As for PrP in particular, several efforts have been reported. Solid state NMR has been applied to amyloids made of trunacated recombinant PrP corresponding to PrP 106-126 [Walsh 2009], PrP 127-147 [Lin 2010], and HuPrP 23-144 [Helmus 2008, Helmus 2010, Jones 2011], but only ~30 residues of HuPrP 23-144 are immobilized enough to resolve well on NMR. Full-length recombinant PrP has been studied as well - amyloid fibrils of SHaPrP 23-231 formed under denaturing and shaking conditions [Tycko 2010] or in 263K-seeded RT-QuIC [Groveman 2014]. These efforts have yielded various constraints on the set of possible models for the structure of these amyloids, though no one has yet obtained a high-resolution structure like that of HET-s. The recombinant amyloids being studied in ssNMR are generally not infectious, and it is not yet clear how their structures must relate to those of infectious PrPSc. For instance, both reported studies of SHaPrP23-231 fibrils [Tycko 2010, Groveman 2014] have been consistent with parallel in-register beta sheet (PIRIBS) conformations, a structure that apparently conflicts with some of the measurements obtained from brain-derived PrPSc.

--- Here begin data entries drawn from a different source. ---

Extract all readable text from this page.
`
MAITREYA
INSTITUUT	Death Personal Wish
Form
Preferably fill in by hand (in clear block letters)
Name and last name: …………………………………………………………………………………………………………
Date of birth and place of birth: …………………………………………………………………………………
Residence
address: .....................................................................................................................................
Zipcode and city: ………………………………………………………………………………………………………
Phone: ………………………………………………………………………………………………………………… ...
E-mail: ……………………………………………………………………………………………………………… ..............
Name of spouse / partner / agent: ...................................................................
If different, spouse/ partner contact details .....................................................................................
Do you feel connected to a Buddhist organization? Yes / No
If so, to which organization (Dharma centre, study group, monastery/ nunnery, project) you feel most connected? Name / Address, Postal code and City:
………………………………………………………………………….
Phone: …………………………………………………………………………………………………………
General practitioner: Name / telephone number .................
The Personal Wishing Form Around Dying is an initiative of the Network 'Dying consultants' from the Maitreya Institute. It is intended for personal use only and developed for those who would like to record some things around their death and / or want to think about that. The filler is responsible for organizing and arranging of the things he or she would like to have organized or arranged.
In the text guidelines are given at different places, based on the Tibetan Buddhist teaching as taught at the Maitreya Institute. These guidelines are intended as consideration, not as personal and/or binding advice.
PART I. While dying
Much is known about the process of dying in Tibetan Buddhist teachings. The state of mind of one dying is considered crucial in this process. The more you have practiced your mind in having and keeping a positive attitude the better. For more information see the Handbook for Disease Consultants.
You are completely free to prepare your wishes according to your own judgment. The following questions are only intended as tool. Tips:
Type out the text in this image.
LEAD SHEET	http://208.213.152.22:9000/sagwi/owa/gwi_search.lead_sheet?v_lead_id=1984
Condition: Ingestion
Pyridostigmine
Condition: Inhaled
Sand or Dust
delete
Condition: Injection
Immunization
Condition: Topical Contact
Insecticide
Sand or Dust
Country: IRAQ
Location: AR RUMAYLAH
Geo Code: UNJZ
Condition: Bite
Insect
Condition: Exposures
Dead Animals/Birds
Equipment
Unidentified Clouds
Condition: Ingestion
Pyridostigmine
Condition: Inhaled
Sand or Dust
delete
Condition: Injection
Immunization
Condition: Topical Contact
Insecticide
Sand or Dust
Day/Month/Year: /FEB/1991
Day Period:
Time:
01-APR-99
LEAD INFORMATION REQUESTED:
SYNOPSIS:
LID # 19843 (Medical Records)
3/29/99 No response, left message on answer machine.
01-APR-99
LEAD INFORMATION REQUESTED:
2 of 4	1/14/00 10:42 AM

Above: Brad Groveman with a 3D printout of a theoretical PIRIBS model of RT-QuIC fibrils, proposed on the basis of solid state NMR data [Groveman 2014].

There must be some reason why solid state NMR cannot be applied to brain-derived PrPSc, or else someone would have done it, but I couldn’t find an explanation in any of the reviews I read.

### Thoughts and conclusions

Given the challenges inherent in studying the structure of prions and amyloids, I reason that it must be the case that the structural biolgoists who choose to devote their careers to PrP are particularly ambitious individuals. If so, then I further speculate that they must each dream of one day writing up their manuscript entitled, “2.5Å structure of an infectious mammalian prion”. Is this indeed what the future holds, or is a gradual whittling-away at the structure with various low-resolution techniques the more likely road forward? After learning about the above techniques and results, I am left pondering two major questions:

1. Is there any currently imaginable route to obtaining a high-resolution structure of PrPSc?
2. If so, then once a structure is obtained, how will one be sure that the structure you’ve solved is indeed the same thing that is infectious?